Kapoon is a red curry noodle soup with chicken.

Kapoon is a red curry noodle soup popularized in Hmong cuisine, and many Southeast Asian countries. This noodle soup is quick and simple dish to whip up. It’s made with chicken from creamy coconut, fresh herbs, zesty lime, and red curry.

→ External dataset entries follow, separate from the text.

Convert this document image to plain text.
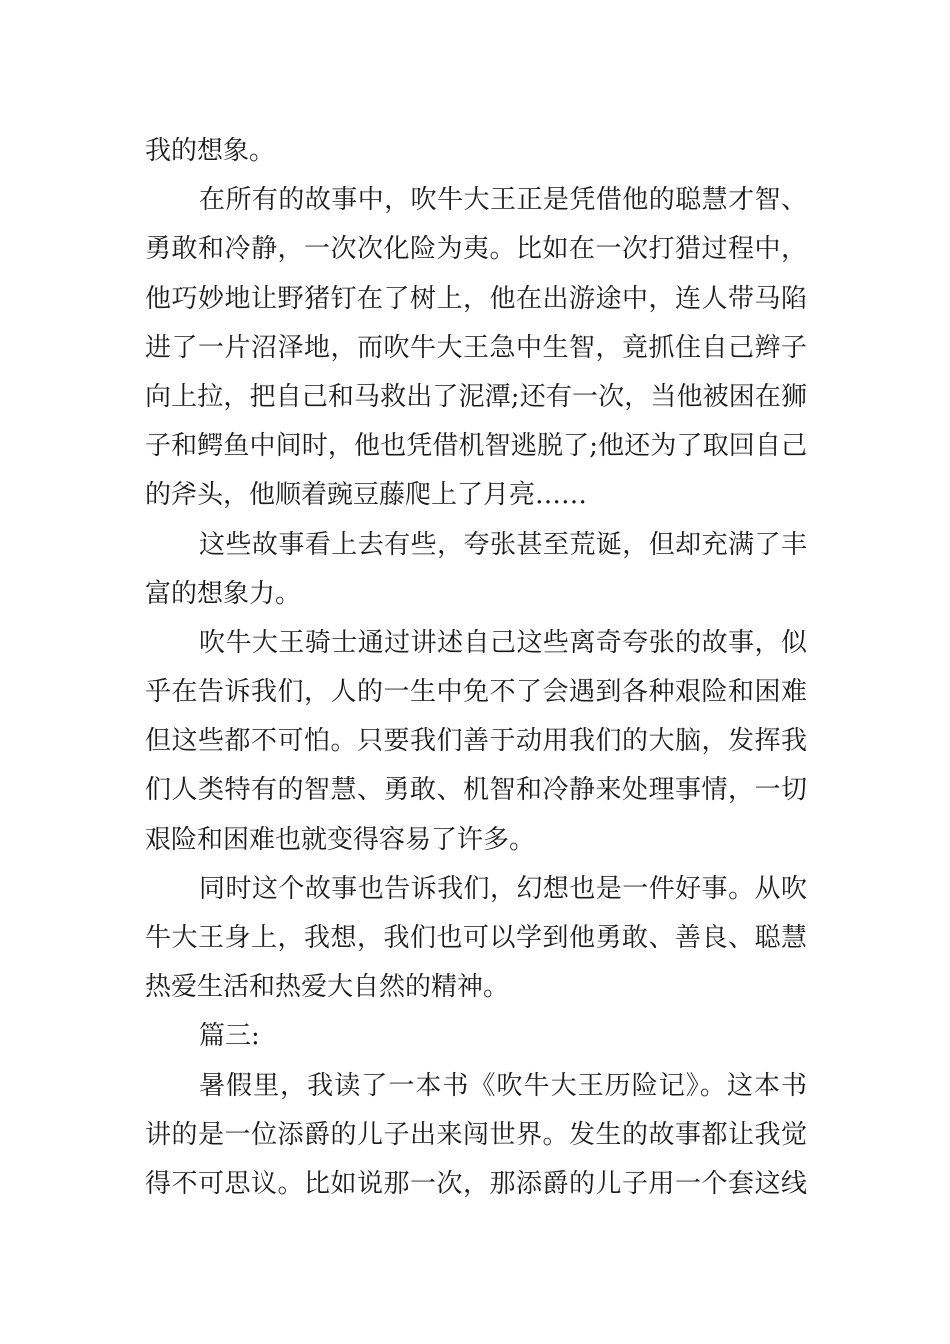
我的想象。
在所有的故事中，吹牛大王正是凭借他的聪慧才智、
勇敢和冷静，一次次化险为夷。比如在一次打猎过程中，
他巧妙地让野猪钉在了树上，他在出游途中，连人带马陷
进了一片沼泽地，而吹牛大王急中生智，竟抓住自己辫子
向上拉，把自己和马救出了泥潭;还有一次，当他被困在狮
子和鳄鱼中间时，他也凭借机智逃脱了;他还为了取回自己
的斧头，他顺着豌豆藤爬上了月亮……
这些故事看上去有些，夸张甚至荒诞，但却充满了丰
富的想象力。
吹牛大王骑士通过讲述自己这些离奇夸张的故事，似
乎在告诉我们，人的一生中免不了会遇到各种艰险和困难
但这些都不可怕。只要我们善于动用我们的大脑，发挥我
们人类特有的智慧、勇敢、机智和冷静来处理事情，一切
艰险和困难也就变得容易了许多。
同时这个故事也告诉我们，幻想也是一件好事。从吹
牛大王身上，我想，我们也可以学到他勇敢、善良、聪慧
热爱生活和热爱大自然的精神。
篇三:
暑假里，我读了一本书《吹牛大王历险记》。这本书
讲的是一位添爵的儿子出来闯世界。发生的故事都让我觉
得不可思议。比如说那一次，那添爵的儿子用一个套这线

  • 2 each Thai chili pepper
  • 6 each garlic cloves
  • 3 Makrut leaf (lime leaf)
  • 1 Stem of lemon grass
  • 1 bag rice vermicelli noodles
  • 12 cilantro
  • 1 can of bamboo shoots
  • 1 can of coconut milk
  • 3 scallions (green onions)
  • 3 tbsp Thai red curry paste
  • 1 lime
  • 2 oz ginger
  • 6 each chicken thighs
  • 3 tbsp salt
  • 3 tbsp black pepper
  • 2 gallon of water

Step 1: Prepare your Ingredients

Wash and dry all produce. Mince or grate garlic. Thinly slice Thai chili. Tear cilantro leaves and stems. Cut lime into eighths. Remove root ends from scallions and discard. Peel ginger and discard peel; then mince or grate. Drain bamboo shoots and discard liquid. Remove chicken thighs from package; rinse and pat dry. Cut into ¼” pieces.

Step 2: Cook your Broth

Began boiling the 2 gallon of water in a deep Pot. Toss in a stem of lemon grass. Add in salt and pepper. Clean the chicken thighs. Once the water in the pot begins to boil, toss in the chicken thighs, let this boil for 30 minutes. Once the chicken are cooked, take the chicken out to shred apart. Leave the broth in medium heat. 

Step 3: Make the Curry

On a pot, add the red curry paste, Mankrut (lime) leaf and half the can of coconut milk. Stirring constantly for 2-3 min until liquid begins to simmer. Add in the shredded chicken and sliced bamboo into your curry. 

Step 4: Finish the Kapoon

Add the curry into the broth. 


Your dish is ready to be serve: Add rice vermicelli noodles into a bowl and scoop a spoon full or two of Kapoon soup; don’t forget to add a squeeze of lime, scallions and cilantro into your dish. Also if you like more spice, add in slices of Thai Chili pepper(s).